そこで当時を思い出しながら書いていたのですが、今と昔では一番違うのが編集者が著者に酒や飯を奢ったりすることが最近はもうなくなっているんだな……。と。

そんぐらい、昔は打ち合わせのたびに飯や酒を奢ってもらっていたものです、そして、会社の経費で飲みながら雑談しているうちに次の企画のアイデアが浮かんだりしていたものです。そんぐらい毎回飯食って、酒奢ってもらってました。

こう書くと、突然、変な人が「飲みニケーションとかウザイ、古い!」とか言い出すんですが、サラリーマンと違って編集者や漫画家と基本的に孤独なんですよ。
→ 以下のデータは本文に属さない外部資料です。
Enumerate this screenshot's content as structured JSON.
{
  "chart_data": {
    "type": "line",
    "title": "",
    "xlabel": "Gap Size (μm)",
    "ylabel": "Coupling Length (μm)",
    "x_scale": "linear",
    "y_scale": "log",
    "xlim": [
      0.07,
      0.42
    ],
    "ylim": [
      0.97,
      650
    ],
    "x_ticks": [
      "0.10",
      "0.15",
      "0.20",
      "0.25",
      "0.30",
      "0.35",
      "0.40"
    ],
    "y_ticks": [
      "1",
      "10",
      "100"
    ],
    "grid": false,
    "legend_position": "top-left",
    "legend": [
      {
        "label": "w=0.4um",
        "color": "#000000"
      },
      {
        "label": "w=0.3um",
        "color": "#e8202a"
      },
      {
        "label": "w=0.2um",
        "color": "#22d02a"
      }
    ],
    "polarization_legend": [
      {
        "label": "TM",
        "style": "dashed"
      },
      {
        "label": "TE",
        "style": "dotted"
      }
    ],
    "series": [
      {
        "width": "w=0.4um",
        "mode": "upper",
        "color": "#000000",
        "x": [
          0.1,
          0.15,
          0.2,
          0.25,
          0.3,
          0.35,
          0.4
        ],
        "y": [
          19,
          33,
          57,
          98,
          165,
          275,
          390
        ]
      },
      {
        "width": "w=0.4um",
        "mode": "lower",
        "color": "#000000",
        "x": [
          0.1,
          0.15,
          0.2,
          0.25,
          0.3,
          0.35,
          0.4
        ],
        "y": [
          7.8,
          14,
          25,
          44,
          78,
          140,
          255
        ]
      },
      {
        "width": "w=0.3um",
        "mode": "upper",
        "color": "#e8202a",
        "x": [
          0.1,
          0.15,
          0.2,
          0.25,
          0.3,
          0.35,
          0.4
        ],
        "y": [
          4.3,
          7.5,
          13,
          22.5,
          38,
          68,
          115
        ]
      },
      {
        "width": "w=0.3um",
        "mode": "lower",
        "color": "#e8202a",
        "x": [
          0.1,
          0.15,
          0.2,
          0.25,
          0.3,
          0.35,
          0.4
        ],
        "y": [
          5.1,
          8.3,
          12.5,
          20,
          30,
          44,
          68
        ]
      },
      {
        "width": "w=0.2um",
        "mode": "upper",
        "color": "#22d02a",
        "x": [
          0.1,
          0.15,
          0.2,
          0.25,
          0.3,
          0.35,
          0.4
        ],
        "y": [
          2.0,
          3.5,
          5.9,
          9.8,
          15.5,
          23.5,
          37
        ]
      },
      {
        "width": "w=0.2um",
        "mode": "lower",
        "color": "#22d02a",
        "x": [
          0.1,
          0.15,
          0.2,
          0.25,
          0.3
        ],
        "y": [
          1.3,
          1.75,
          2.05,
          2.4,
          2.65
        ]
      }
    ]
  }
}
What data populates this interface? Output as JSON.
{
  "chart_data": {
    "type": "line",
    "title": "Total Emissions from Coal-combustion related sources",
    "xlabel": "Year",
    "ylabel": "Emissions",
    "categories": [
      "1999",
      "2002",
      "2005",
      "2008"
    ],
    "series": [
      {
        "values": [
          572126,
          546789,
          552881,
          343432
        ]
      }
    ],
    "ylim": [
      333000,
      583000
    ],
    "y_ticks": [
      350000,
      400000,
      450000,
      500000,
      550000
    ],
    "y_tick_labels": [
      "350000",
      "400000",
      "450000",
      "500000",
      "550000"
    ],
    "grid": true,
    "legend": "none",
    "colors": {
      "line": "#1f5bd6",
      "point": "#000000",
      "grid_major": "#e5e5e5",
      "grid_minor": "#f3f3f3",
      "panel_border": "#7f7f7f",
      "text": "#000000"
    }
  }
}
売れる売れないは別にして、とにかく一人で作業しているとどんどん自分の中に澱みたいな鬱屈が溜まってくるんです。一種の孤独病とも言ってもいい。

そういった合間や仕事終った時に編集者が著者を外に連れ出して気分転換させるのって、とても大事だと思うんですよ。ああ、自分は一人じゃないって。

逆にそういうのなしに、ただ打ち合わせだけ(酷いところだと今じゃメールだけ)やって終わりにされていると、だいたいの著者というものはヒガミっぽいものですから、「ああ俺って大切にされていないんだな……」ってどんどん悪い方向に行くものなのです。

とにかく孤独で作業しているような人たちは、コミュニケーションに餓えているものです。

確かに業界は苦しいのでしょうが、こういう著者へのケアって大切だと思うんですよね。そういうのがなくなってから、編集者と著者がギスギスしている話とかよく聞くようになりました。

あれってネット時代だから可視化されていったというのもあるけど、明らかに最近の編集者って著者に対してのケアが疎かになっているなって、私自身の体験からも、いろいろな話を聞くにつれても思います。

こういう経費を削って言ったことから、ああ、業界の転落って始まっていったんだな……って痛感しますねえ……。